Amaurosis fugax. Not sure who gave you the diagnosis, but if this is correct you are at risk of a stroke and you need to have it checked right away, and if you want to avoid having a problem on your vacation, I would get it checked asap.
Risk of stroke. Amaurosis may represent a form of transient ischemic attack, 'tia.' this is a pre-stroke condition. You are 15 times more likely to die from a heart attack or stroke. You need blood work looking for inflammatory, cholesterol, or blood cell causes. You also need a carotid ultrasound to check to make sure the arteries in your neck are open and an ultrasound of the heart to check the valves.
No! Address now. This can be a very serious and even life-threatening early sign of a stroke. While other things can cause vision changes (amaurosis fugax is a very specific term to use), many of these are serious as well. Please do not wait to get evaluated. You want to be able to fully enjoy a vacation with an intact and healthy body and spirit!
Is amaurosis fugax like an actual curtain descending? A gray block covered half my one eye out of nowhere, no descending just came and left, 45 seconds. Ophthalmologist saw nothing wrong. Other ideas?

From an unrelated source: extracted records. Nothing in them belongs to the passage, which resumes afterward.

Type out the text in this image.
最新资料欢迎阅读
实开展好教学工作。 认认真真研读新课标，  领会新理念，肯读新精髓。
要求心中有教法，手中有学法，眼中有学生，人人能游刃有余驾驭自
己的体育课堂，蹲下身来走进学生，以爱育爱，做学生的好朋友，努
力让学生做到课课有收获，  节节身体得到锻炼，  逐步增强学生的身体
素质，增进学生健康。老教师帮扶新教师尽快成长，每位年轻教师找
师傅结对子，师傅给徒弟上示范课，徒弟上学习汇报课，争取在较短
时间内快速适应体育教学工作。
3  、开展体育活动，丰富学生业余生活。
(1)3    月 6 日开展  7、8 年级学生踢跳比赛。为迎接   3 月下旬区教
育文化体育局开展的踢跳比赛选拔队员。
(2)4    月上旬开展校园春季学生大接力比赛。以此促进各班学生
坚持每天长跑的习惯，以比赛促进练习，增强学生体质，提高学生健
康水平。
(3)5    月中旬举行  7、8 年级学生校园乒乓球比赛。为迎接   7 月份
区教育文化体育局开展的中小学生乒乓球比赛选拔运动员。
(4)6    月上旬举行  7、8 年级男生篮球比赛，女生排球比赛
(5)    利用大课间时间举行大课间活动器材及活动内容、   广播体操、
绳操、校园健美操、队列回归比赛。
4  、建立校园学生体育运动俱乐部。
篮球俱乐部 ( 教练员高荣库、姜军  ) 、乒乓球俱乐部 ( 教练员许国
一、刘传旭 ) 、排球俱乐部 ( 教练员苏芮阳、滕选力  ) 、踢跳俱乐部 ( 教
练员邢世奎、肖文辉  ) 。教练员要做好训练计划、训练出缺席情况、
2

It can be. Amaurosis fugax is simply transient monocular vision loss (only ~20% have the 'curtain' experience). Although your ophthalmological exam was normal you should definitely see your physician as there are many causes of trasient loss of vision, many of which the ophthalmological exam will not reveal.
Second opinion. It sounds ominous- you need a photo imaging of your retina and also a carotid artery ultrasound- since it was so short, may not be dangerous; hoever, get checked NOW.
Stroke precursor. Amaurosis fugax is usually a precursor to a stroke/CVA or heart attack. It may indicate a narrowing of the carotid artery in the neck. This is an embolic event so may resolve without any further symptoms. I would seek further evaluation by your PCP ASAP, or ED if symptoms recur.